2008-03-27 20:18:00
O governador André Puccinelli (PMDB) afirmou que o projeto da reforma tributária que está no Congresso deve ser alterado de modo que estados e municípios não sejam prejudicados. Pela proposta original, projeta-se perda muito grande, segundo o governador, que na quarta-feira fez, durante reunião do Conselho Politico do PMDB, em Brasília, a defesa de mudanças na reforma.
Mato Grosso do Sul pode perder até R$ 1,2 bilhão por ano, cerca de R$ 100 milhões ao mês. A maior preocupação do governo de Mato Grosso do Sul, segundo a equipe econômica, é a perda da tributação sobre o gás natural. Pela proposta do governo, o ga´s passaria a ser tributado no destino. Nesse caso, MS perderia receita para São Paulo, que já tentou, na Justiça, receber o ICMS pelo transporte do gás boliviano.
Puccinelli disse que levou à reunião com governadores e parlamentares do partido uma série de sugestões que considera essenciais para evitar perdas aos estados, mas não soube detalhar que propostas levou a Brasília. “Vou pedir ao secretário de Fazenda [Mário Sérgio Lorenzetto] que faça um levantamento para entregar a vocês”, disse o governador em entrevista nesta quinta-feira de manhã, após entrega de motocicletas e kits anti-dengue para 34 municípios. “Da forma como está colocado, estados e municípios receberão menos do que hoje”, disse, notando que há o risco de maior concentração das receitas públicas.

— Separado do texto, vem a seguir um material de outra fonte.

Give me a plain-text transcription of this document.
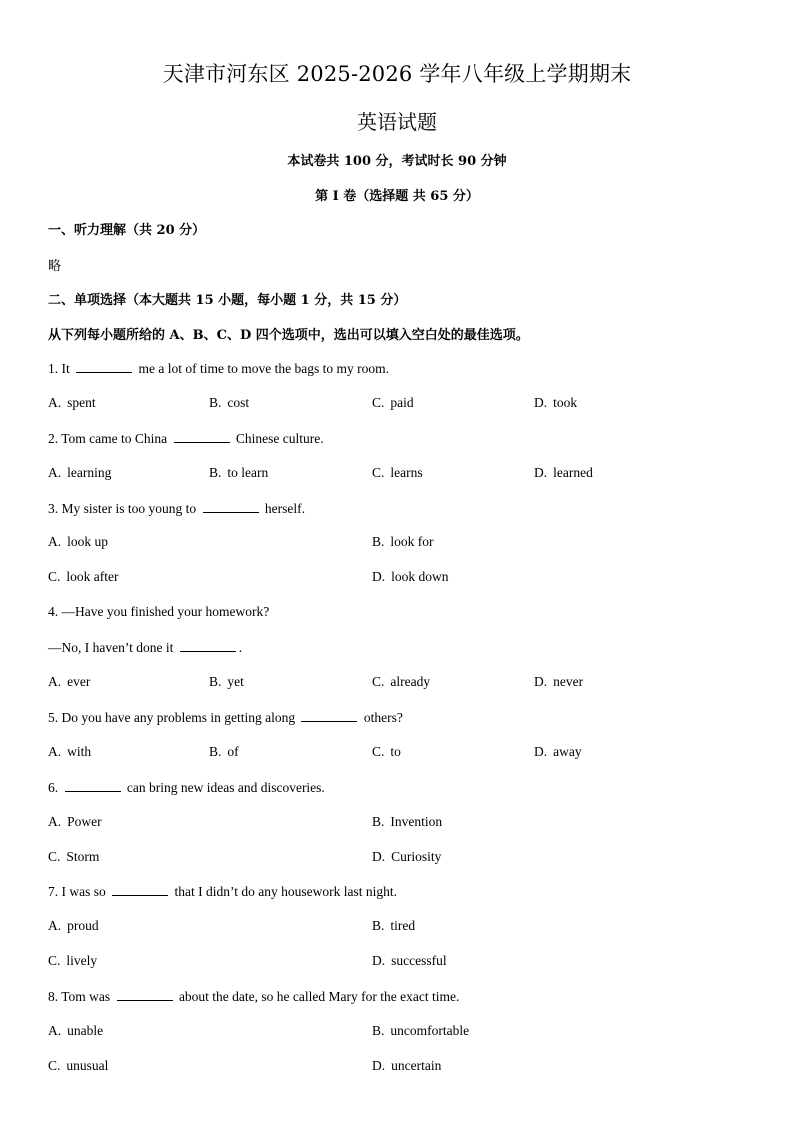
天津市河东区 2025-2026 学年八年级上学期期末
英语试题
本试卷共 100 分，考试时长 90 分钟
第 I 卷（选择题 共 65 分）
一、听力理解（共 20 分）
略
二、单项选择（本大题共 15 小题，每小题 1 分，共 15 分）
从下列每小题所给的 A、B、C、D 四个选项中，选出可以填入空白处的最佳选项。
1. It	me a lot of time to move the bags to my room.
A. spent	B. cost	C. paid	D. took
2. Tom came to China	Chinese culture.
A. learning	B. to learn	C. learns	D. learned
3. My sister is too young to	herself.
A. look up	B. look for
C. look after	D. look down
4. —Have you finished your homework?
—No, I haven’t done it	.
A. ever	B. yet	C. already	D. never
5. Do you have any problems in getting along	others?
A. with	B. of	C. to	D. away
6.	can bring new ideas and discoveries.
A. Power	B. Invention
C. Storm	D. Curiosity
7. I was so	that I didn’t do any housework last night.
A. proud	B. tired
C. lively	D. successful
8. Tom was	about the date, so he called Mary for the exact time.
A. unable	B. uncomfortable
C. unusual	D. uncertain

O governador disse que os demais governadores do PMDB que estiveram na reunião do Conselho Político apoiaram suas sugestões. São eles os governadores do Paraná, Roberto Requião; do Amazonas, Eduardo Braga; do Espírito Santo, Paulo Hartung; e do Tocantins, Marcelo Miranda; além do vice-governador do Rio de Janeiro, Luiz Fernando Pezão, que representou o governador Sérgio Cabral. “Todos acataram nossas proposições na integralidade”.
Gás natural
Segundo a equipe econômica do governo, a importação do gás boliviano representava no final do ano passado 14% da arrecadação de ICMS ou R$ 38 milhões mensais, no universo de uma receita de R$ 3,25 bilhões por ano.

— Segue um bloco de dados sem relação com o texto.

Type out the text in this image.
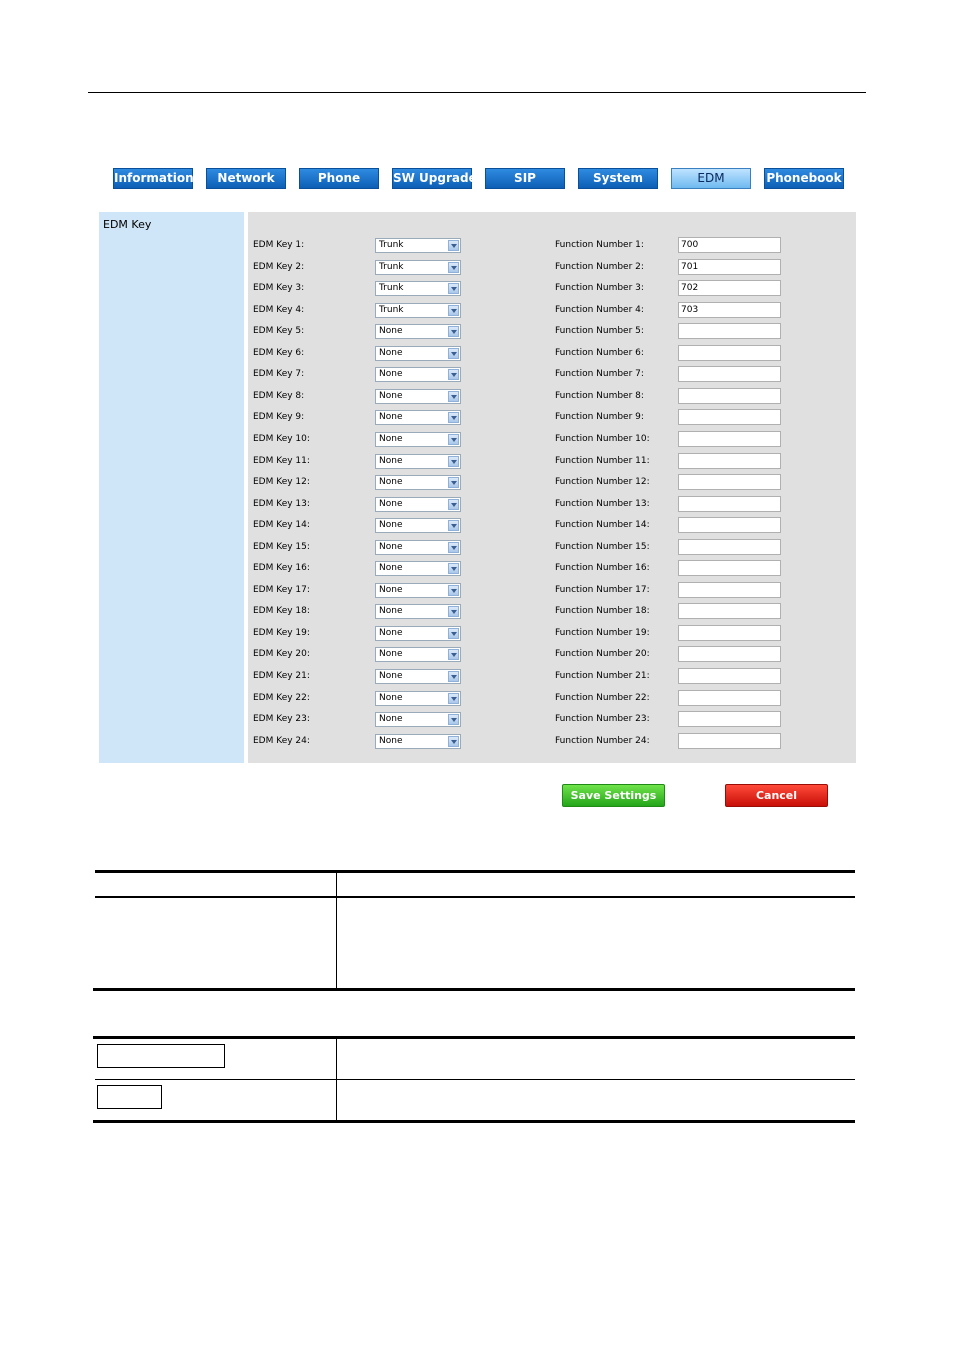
Information	Network	Phone	SW Upgrade	SIP	System	EDM	Phonebook
EDM Key
EDM Key 1:	Trunk	Function Number 1:
700
EDM Key 2:	Trunk	Function Number 2:
701
EDM Key 3:	Trunk	Function Number 3:
702
EDM Key 4:	Trunk	Function Number 4:
703
EDM Key 5:	None	Function Number 5:
EDM Key 6:	None	Function Number 6:
EDM Key 7:	None	Function Number 7:
EDM Key 8:	None	Function Number 8:
EDM Key 9:	None	Function Number 9:
EDM Key 10:	None	Function Number 10:
EDM Key 11:	None	Function Number 11:
EDM Key 12:	None	Function Number 12:
EDM Key 13:	None	Function Number 13:
EDM Key 14:	None	Function Number 14:
EDM Key 15:	None	Function Number 15:
EDM Key 16:	None	Function Number 16:
EDM Key 17:	None	Function Number 17:
EDM Key 18:	None	Function Number 18:
EDM Key 19:	None	Function Number 19:
EDM Key 20:	None	Function Number 20:
EDM Key 21:	None	Function Number 21:
EDM Key 22:	None	Function Number 22:
EDM Key 23:	None	Function Number 23:
EDM Key 24:	None	Function Number 24:
Save Settings	Cancel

Pelo projeto que está no Congresso, o governo propõe simplificação do sistema tributário com a unificação de quatro tributos federais. A reforma também unifica as legislações do tributo estadual ICMS e restringe a política de incentivos fiscais.
Relator- Para o senador Francisco Dornelles (PP-RJ), relator da Subcomissão Temporária de Reforma Tributária, o ideal é a criação do Imposto Nacional sobre Valor Adicionado (IVA Nacional), nele incluindo o Imposto sobre Circulação de Mercadorias e Serviços (ICMS). As receitas oriundas do novo tributo serão partilhadas entre União, estados e Distrito Federal.
A inclusão do ICMS na base ampla do IVA Nacional é uma das diferenças fundamentais entre a proposta do senador e a solução adotada pelo governo em seu modelo de reforma tributária, encaminhado em fevereiro. A opção do governo foi pela preservação do ICMS, embora defenda a fusão das 27 legislações estaduais sobre o imposto.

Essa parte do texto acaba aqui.